Как только Сван очутился за обюссонским ковром и перед его взглядом вместо слуг замелькали фигуры гостей, к нему мгновенно вернулось ощущение мужской некрасивости. Но даже эти некрасивые и такие знакомые лица показались Свану новыми: прежде их черты служили приметами, а приметы всегда могли ему пригодиться, чтобы узнать человека, являвшегося для него средоточием удовольствий, которые его манили, неприятностей, которых надо было избегнуть, любезностей, которые необходимо было оказать, а теперь эти лица уже не волновали его: их черты сохраняли свою автономию и возбуждали чисто эстетическое его любопытство. Даже монокли у многих из тех, которые окружали сейчас Свана (в былое время ношение монокля указывало бы Свану только на то, что этот человек носит монокль, и ни на что больше), уже не обозначали для него определенной привычки, у всех одинаковой, – теперь они каждому придавали нечто своеобразное. Быть может, оттого, что Сван рассматривал сейчас генерала де Фробервиля и маркиза де Бреоте, разговаривавших у входа, только как фигуры на картине, хотя они в течение долгого времени были его приятелями, людьми, для него полезными, рекомендовавшими его в Джокей-клоб, его секундантами, монокль, торчавший между век генерала, точно осколок снаряда, вонзившийся в его пошлое, покрытое шрамами, самодовольное лицо и превращавший его в одноглазого циклопа, показался Свану отвратительной раной, которой генерал вправе был гордиться, но которую неприлично было показывать; а к оборотной стороне монокля, который маркиз де Бреоте носил вместо обыкновенных очков только когда выезжал в свет, ради пущей торжественности (так именно поступал и Сван), для каковой цели служили ему еще жемчужно-серого цвета перчатки, шапокляк и белый галстук, приклеен был видневшийся, точно естественнонаучный препарат под микроскопом, бесконечно малый его взгляд, приветливо мерцавший и все время улыбавшийся высоте потолков, праздничности сборища, интересной программе и чудным прохладительным напиткам.
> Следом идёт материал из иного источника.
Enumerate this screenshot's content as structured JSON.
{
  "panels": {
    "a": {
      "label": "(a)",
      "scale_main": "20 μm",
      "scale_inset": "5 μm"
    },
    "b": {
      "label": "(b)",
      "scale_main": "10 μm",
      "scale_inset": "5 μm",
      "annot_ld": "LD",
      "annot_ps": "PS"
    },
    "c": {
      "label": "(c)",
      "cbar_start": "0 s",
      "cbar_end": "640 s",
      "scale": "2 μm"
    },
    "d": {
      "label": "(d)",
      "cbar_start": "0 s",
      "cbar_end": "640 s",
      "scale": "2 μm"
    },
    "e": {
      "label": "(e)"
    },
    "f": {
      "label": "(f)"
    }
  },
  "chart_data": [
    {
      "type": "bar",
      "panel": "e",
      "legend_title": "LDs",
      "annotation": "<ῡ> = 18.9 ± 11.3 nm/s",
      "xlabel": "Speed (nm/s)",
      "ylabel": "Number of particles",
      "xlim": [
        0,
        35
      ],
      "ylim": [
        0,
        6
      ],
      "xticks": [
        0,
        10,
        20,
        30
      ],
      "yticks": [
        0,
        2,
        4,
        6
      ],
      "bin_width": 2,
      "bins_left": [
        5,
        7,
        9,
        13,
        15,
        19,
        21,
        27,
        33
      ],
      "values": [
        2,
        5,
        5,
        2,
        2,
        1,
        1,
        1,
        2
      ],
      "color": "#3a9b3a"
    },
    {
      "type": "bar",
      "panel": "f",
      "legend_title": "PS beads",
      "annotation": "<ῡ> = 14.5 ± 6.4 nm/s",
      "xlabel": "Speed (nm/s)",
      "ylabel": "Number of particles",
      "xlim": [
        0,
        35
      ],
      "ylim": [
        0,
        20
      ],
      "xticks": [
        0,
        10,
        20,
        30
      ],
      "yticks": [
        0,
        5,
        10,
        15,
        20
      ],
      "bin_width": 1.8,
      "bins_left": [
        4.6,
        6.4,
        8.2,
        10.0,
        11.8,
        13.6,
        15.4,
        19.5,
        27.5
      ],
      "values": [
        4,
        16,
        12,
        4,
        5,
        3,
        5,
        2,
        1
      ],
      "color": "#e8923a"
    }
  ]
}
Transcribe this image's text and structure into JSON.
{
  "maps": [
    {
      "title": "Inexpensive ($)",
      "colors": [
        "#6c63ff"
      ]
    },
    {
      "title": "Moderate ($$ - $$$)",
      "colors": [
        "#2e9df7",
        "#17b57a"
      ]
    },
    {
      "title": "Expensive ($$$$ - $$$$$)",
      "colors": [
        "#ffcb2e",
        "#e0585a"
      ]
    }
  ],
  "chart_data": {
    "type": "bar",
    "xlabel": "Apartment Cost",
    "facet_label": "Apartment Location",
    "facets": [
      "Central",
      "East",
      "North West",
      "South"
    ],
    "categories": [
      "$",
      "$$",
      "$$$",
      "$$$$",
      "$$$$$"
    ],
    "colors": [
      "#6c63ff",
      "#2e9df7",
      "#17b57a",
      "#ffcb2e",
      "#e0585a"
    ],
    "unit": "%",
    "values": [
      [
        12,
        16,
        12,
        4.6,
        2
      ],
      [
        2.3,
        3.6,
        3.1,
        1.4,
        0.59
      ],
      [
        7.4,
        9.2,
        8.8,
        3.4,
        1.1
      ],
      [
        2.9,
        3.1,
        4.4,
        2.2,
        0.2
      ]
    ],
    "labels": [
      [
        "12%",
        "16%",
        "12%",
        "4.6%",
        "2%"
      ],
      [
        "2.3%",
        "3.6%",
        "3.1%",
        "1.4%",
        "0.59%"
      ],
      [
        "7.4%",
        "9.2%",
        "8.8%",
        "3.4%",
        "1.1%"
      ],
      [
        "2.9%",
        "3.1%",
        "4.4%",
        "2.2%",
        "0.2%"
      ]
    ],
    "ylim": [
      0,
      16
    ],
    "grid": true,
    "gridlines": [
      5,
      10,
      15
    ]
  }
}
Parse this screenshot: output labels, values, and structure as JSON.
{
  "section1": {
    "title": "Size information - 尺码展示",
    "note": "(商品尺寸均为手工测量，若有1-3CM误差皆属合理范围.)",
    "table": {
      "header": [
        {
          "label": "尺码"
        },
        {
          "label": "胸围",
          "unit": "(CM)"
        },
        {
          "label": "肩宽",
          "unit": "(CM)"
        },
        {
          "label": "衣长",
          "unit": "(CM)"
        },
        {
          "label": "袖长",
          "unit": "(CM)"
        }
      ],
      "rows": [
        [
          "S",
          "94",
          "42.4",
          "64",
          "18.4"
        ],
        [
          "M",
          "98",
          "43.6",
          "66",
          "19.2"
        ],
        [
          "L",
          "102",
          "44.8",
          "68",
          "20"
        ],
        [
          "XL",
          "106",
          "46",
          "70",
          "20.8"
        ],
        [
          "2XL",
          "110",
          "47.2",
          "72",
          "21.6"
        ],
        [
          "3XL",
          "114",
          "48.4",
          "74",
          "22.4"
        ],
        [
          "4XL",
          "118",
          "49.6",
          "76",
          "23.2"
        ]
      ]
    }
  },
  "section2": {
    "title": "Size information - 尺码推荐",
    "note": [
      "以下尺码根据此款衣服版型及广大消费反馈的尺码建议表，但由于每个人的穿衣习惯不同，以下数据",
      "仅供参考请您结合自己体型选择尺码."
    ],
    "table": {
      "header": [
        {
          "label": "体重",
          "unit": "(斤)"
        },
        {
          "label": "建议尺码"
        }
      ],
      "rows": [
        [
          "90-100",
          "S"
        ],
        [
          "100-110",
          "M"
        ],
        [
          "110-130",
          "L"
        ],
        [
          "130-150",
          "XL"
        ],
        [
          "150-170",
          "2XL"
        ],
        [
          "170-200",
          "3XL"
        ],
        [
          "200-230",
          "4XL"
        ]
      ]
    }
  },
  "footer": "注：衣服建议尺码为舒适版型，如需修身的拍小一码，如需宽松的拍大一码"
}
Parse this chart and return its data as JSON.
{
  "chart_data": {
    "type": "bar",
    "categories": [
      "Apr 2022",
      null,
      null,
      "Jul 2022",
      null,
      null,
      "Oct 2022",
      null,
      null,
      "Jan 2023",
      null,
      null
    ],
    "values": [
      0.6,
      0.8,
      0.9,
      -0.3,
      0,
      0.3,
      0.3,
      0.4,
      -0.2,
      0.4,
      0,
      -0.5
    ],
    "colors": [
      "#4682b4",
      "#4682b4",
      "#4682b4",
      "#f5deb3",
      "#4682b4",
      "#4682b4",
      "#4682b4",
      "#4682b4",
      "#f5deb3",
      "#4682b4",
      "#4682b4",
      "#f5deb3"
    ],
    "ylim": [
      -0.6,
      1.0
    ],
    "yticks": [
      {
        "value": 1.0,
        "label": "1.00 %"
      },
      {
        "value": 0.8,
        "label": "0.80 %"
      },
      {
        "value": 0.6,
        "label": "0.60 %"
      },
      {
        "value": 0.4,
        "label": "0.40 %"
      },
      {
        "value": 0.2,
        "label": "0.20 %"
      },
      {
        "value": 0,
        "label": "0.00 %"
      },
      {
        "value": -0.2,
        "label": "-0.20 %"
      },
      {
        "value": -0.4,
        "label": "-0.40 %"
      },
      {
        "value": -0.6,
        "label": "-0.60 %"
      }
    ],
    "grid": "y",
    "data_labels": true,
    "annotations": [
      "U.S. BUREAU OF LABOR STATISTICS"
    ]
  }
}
– Наконец-то! Вас не было видно целую вечность, – сказал Свану генерал, а потом, заметив, что лицо у него осунулось, и подумав, не удалился ли он от общества из-за тяжелой болезни, добавил: – А выглядите вы хорошо, – между тем как маркиз де Бреоте обратился с вопросом: «Кого я вижу? Вы-то здесь, дорогой мой, чем занимаетесь?» – к автору романов из великосветской жизни, на что романист, только что вставивший в глаз монокль – единственное свое орудие психологических исследований и беспощадного анализа, – с многозначительным и таинственным видом, раскатисто произнеся
– Изучаю нррравы.
У маркиза де Форестеля монокль был крохотный, без оправы; все время заставляя страдальчески щуриться тот глаз, в который он врастал, как ненужный хрящ, назначение которого непостижимо, а вещество драгоценно, он придавал лицу маркиза выражение нежной грусти и внушал женщинам мысль, что маркиз принадлежит к числу людей, которых любовь может тяжко ранить. А монокль г-на де Сен-Канде, окруженный, точно Сатурн, громадным кольцом, составлял центр тяжести его лица, черты которого располагались в зависимости от монокля: так, например, красный нос с раздувающимися ноздрями и толстые саркастические губы Сен-Канде старались поддерживать своими гримасами беглый огонь остроумия, которым сверкал стеклянный диск всякий раз, как он убеждался, что его предпочитают прекраснейшим в мире глазам молодые порочные снобки, мечтающие при взгляде на него об извращенных ласках и об утонченном разврате; между тем сзади г-на де Сен-Канде медленно двигался в праздничной толпе г-н де Паланси, с большой, как у карпа, головой, с круглыми глазами, и, словно нацеливаясь на жертву, беспрестанно сжимал и разжимал челюсти, – этот как бы носил с собой случайный и, быть может, чисто символический осколок своего аквариума, часть, по которой узнается целое, часть, напомнившую Свану, большому поклоннику падуанских «Пороков» и «Добродетелей» Джотто, «Несправедливость», рядом с которой густолиственная ветвь вызывает в воображении леса, где прячется ее берлога.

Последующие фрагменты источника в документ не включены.